Streamlio’s co-founder and chief product officer talks about the next generation of stream processing and working with Apache.
Our “6Q4” series features six questions for the leaders, innovators, and operators in the real-time analytics arena who are leveraging big data to transform business as we know it.
RTInsights sat down with Streamlio’s Karthik Ramasamy to talk about why it may finally be stream processing’s time to take center stage and break out of its traditional niches, and about how they’re working with the Apache community.
Q1: Although stream processing and messaging have been around for a while, they’ve only recently become hot technologies. What’s changed?
The “big data” hype of the last decade focused on how to accumulate ever-larger amounts of data, but while that was happening other technology developments were making it easier and easier to generate and handle more and more data as a stream–from application logs to events generated by cloud services, user interactions, IoT devices, and many others.
Rather than the inefficiency of converting that data into batches only to have to deal with escalating complexity and operational challenges in further scaling “big data” solutions to accommodate that, companies are instead shifting to focus on how to understand and act on data as quickly as possible. That’s led to a renewed interest in stream processing and the emergence of a new generation of open source technologies that aim to reduce the barriers to trying out stream processing in order to reduce stress on traditional data pipelines and repositories.
Q2: What led your team to decide what new technologies were needed for streaming and messaging?
Asking companies how they were approaching the need to incorporate this “fast data” using data-driven and streaming approaches, we found them struggling to piece together a zoo of technologies—data collectors, replication technologies, messaging technologies, queuing solutions, stream processing engines, data lakes, etc.
They had been forced to do that because all of the technologies available to date only addressed individual parts of the problem in isolation, leaving it to the user to figure out how to piece together those parts. Seeing that challenge impede or derail these projects, we realized that a fundamentally new approach was needed, one based on new technology designed to deliver an integrated solution from the start.
Q3: Is stream processing a technology niche, or is it something that you see being more broadly adopted?
Stream processing has to date clearly been limited to a niche, largely among financial services and a few other domains such as online advertising where speed of response was directly tied to revenue. However, we’re now seeing it finally break out of that niche because of not only the recognition that speed of action on data has become critical to differentiation but also as streaming data sources, both internal and external, have become available to almost any business.
Q4: What are some examples of new and interesting applications and use cases that you’re seeing?
Beyond the well-known use cases in processing financial transactions or making decisions about displaying online advertisements, new use cases are emerging in a broad range of environments. For example, we’ve talked with companies in the energy sector who are building technology that can help companies understand and optimize their energy consumption.
We’ve also seen companies developing new services platforms on top of cellular and in particular 5G communications networks that will allow interactive experiences to be delivered to people wherever they are, and in general, we’re seeing an increasing number of solutions for real-time customer interactions that leverage stream processing and analytics to make that possible.

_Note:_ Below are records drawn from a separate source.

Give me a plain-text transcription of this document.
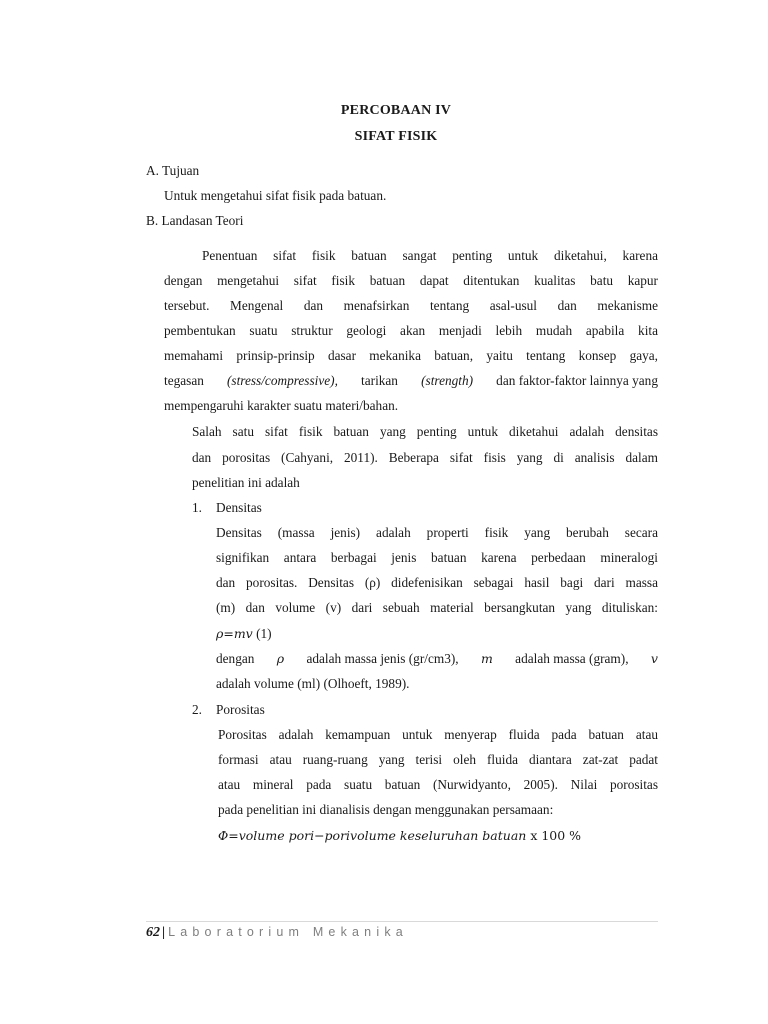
PERCOBAAN IV
SIFAT FISIK
A. Tujuan
Untuk mengetahui sifat fisik pada batuan.
B. Landasan Teori
Penentuan sifat fisik batuan sangat penting untuk diketahui, karena
dengan mengetahui sifat fisik batuan dapat ditentukan kualitas batu kapur
tersebut. Mengenal dan menafsirkan tentang asal-usul dan mekanisme
pembentukan suatu struktur geologi akan menjadi lebih mudah apabila kita
memahami prinsip-prinsip dasar mekanika batuan, yaitu tentang konsep gaya,
tegasan (stress/compressive), tarikan (strength) dan faktor-faktor lainnya yang
mempengaruhi karakter suatu materi/bahan.
Salah satu sifat fisik batuan yang penting untuk diketahui adalah densitas
dan porositas (Cahyani, 2011). Beberapa sifat fisis yang di analisis dalam
penelitian ini adalah
1. Densitas
Densitas (massa jenis) adalah properti fisik yang berubah secara
signifikan antara berbagai jenis batuan karena perbedaan mineralogi
dan porositas. Densitas (ρ) didefenisikan sebagai hasil bagi dari massa
(m) dan volume (v) dari sebuah material bersangkutan yang dituliskan:
ρ=mv (1)
dengan ρ adalah massa jenis (gr/cm3), m adalah massa (gram), v
adalah volume (ml) (Olhoeft, 1989).
2. Porositas
Porositas adalah kemampuan untuk menyerap fluida pada batuan atau
formasi atau ruang-ruang yang terisi oleh fluida diantara zat-zat padat
atau mineral pada suatu batuan (Nurwidyanto, 2005). Nilai porositas
pada penelitian ini dianalisis dengan menggunakan persamaan:
Φ=volume pori−porivolume keseluruhan batuan x 100 %
62 | Laboratorium Mekanika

Q5: You worked with the Apache community to help create open source technologies like Apache Pulsar, Apache Heron, and Apache BookKeeper. What can we expect next?
We’re seeing a surge of interest in ways to make data accessible even before it ends up in some type of static data repositories like a database or data lake. That’s driving a need to deliver frameworks and interfaces that are both familiar and easily integrated, whether SQL access to stream data or Python access to transform data streams. We’re also seeing people think about the intersection of analytics and streaming data, which is driving work to help companies deploy analytics to operate on data in motion.
Q6: Describe Streamlio’s involvement with the Pulsar project
Streamlio was founded by some of the key architects of the streaming and real-time platforms at Twitter and Yahoo to bring to market the technologies developed inside those companies. We continue to be very active contributors to the ongoing development of Apache Pulsar, which recently became a top-level Apache project, and we offer support and services to people interested in using Pulsar to enable their streaming data projects, both on-premises and in cloud environments.